France were best side in World Cup final
So the wrong team won the final but the right team won the Rugby World Cup. (Ainsi, la mauvaise équipe gagna la Finale, mais la bonne équipe devint championne du monde.)
No, I didn't have too much of the bubbly stuff into the small hours of Monday morning. Not a drop, in fact. But however you view Sunday night's final and however many times you study the recording, it's plainly apparent that France were the better team on the night.
Too many All Blacks had individual games well below their normal standards. Jerome Kaino, despite that lineout leap and pinpoint delivery to Tony Woodcock that proved so crucial, was perhaps the best example. But there were others. It all looked too emotional and important an occasion for Piri Weepu, too. His kicks at goal reminded me of my own efforts on the golf course; the best of intentions but a streak of desperation with every strike.
How beautifully ironic then that one bloke who did keep his nerves under control was a guy hitherto discarded as not good enough. Stephen Donald. What a delicious twist of fate that he should prove this nation's winner at the critical moment.
France deserved to win because they played a quite extraordinary game. When did we last see an All Black back row outplayed? Kieran Read made some strong surges but as a unit, the outstanding Thierry Dusautoir, Imanol Harinordoquy and Julien Bonnaire were in a class above.
Dusautoir was rightly the man of the match but Harinordoquy couldn't have been far behind him. Yet having said that, it would have been an utter travesty if France had slipped away with the World Cup.

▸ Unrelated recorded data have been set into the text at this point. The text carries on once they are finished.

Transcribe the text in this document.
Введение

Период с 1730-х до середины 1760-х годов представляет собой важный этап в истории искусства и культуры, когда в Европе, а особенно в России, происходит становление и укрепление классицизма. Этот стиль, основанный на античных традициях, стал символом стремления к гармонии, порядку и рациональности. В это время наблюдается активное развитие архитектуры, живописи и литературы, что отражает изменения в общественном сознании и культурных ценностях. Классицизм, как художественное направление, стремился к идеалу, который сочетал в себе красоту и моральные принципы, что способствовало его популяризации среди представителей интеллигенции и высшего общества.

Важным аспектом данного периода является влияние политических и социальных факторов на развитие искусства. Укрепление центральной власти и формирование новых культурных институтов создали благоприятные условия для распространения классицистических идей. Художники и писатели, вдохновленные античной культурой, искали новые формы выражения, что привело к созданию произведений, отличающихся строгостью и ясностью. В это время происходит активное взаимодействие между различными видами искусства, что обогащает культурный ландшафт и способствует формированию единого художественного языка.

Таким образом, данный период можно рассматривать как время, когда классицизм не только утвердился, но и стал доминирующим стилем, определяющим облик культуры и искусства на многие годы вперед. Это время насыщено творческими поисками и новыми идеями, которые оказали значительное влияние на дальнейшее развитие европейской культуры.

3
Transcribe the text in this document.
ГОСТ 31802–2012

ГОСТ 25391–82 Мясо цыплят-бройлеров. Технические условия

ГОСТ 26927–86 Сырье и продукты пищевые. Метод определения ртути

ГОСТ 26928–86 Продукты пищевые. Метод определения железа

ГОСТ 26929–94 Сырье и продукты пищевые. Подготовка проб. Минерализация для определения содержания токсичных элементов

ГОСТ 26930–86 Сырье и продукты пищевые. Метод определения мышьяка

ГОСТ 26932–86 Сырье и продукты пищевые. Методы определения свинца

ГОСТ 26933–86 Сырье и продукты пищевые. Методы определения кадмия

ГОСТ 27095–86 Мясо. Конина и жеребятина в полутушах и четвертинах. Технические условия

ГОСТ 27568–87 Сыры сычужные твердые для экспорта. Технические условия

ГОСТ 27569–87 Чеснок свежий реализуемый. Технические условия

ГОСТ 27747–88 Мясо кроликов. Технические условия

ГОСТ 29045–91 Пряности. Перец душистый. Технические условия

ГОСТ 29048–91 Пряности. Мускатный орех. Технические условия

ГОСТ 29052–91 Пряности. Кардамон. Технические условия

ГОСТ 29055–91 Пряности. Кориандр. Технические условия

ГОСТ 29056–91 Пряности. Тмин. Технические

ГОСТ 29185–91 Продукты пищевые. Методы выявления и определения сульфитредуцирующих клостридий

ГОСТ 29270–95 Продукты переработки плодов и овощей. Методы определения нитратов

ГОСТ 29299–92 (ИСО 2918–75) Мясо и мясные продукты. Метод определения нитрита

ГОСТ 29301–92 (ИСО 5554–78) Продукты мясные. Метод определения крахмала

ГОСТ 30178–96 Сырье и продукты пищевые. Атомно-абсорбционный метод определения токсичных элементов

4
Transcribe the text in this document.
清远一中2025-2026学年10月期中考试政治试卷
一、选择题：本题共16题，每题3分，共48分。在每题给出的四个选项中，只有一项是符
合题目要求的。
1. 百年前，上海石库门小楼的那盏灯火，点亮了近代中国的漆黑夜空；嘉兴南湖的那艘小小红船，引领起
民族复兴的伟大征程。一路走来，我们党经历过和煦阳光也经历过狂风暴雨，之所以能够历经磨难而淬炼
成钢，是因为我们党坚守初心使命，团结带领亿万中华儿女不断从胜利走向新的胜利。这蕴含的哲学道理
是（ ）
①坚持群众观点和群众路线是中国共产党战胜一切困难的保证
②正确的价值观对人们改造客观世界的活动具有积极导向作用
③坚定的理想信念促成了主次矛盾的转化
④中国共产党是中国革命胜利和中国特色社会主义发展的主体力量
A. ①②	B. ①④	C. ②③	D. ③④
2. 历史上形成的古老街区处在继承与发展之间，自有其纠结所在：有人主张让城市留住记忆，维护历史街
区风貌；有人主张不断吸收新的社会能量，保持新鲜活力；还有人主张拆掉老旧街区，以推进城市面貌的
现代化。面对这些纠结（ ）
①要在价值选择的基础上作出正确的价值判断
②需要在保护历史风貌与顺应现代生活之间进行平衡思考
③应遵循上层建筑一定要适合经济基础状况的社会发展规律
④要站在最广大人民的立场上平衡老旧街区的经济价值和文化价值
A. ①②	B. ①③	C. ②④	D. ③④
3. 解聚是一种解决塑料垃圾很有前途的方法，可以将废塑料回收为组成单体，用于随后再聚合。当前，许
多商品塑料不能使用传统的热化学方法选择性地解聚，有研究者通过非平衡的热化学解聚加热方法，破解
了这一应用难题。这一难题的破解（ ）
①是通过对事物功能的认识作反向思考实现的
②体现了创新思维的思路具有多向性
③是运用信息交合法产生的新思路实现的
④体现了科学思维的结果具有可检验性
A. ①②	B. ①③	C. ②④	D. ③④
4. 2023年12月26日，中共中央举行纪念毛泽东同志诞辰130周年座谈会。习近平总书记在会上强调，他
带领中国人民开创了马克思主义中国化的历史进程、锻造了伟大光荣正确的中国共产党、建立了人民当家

They played no rugby to get to the final but then reminded us of the stuff they could construct. So, excusez-moi, messieurs, what the hell happened in the first six weeks of the tournament? Why weren't you playing like this in all those other games?
Perhaps if the French hadn't been so busy having hissy fits among themselves all the time, they could have played some cracking rugby. But cockerels with their heads up their nether regions rarely make much sense. This was a huge pity because by and large this was not a great World Cup in terms of the spectacle on the field. New Zealand were by far the best team, which is why they deserved to scrape through the final. France could have lit up this tournament with outstanding, 15-a-side attacking rugby with ball in hand. But most of the time they played like a lot of constipated diners. Sadly, most countries were equally poor.
Wales were the sole exception. But apart from them, too much of the rugby we saw was at best modest, vin ordinaire if you like and in the case of some, like England, just plonk.
Out and about yesterday, I struggled to find many examples of joy unconfined among the natives. Huge relief appeared to me to be the prevailing emotion in this land.
The trouble with this tournament, and most especially the final, was that it would again have been a mystery to the non-rugby specialist, the outsider lured to his TV set around the world, to see what all the fuss was about.
The reason for that is rugby's laws remain so complicated, so intricate. At times on Sunday night, referee Craig Joubert could and probably should have penalised all manner of players myriad times. The breakdown remains a law-breakers' paradise: as ever, players were able to dive off their feet, handle on the ground, enter from the side and such like and amidst the frenetic activity, very often they went unseen. I don't blame Joubert for that; there are just so many laws to administer that the whole thing has become a morass.
But it strikes me that if this game really wants to become a global sport, then it has to appeal to masses. Right now, because of its construction, it can only be appreciated by a select few who have any idea what the hell is going on.
One other point is worth making. I know the idea may seem odd that elsewhere in the world they are not concerned with New Zealand and this World Cup. But such places do exist.
Take Manchester, where a soccer derby between United and City elicited the astonishing scoreline of 1-6. That was a result predicated on a simple philosophy - attack. By complete contrast, New Zealand's win on Sunday night (and indeed so much of this tournament) was forged almost entirely on defence.
Therein lies the difference between the two sports. And as long as that remains the case, rugby will never become the global event that soccer represents.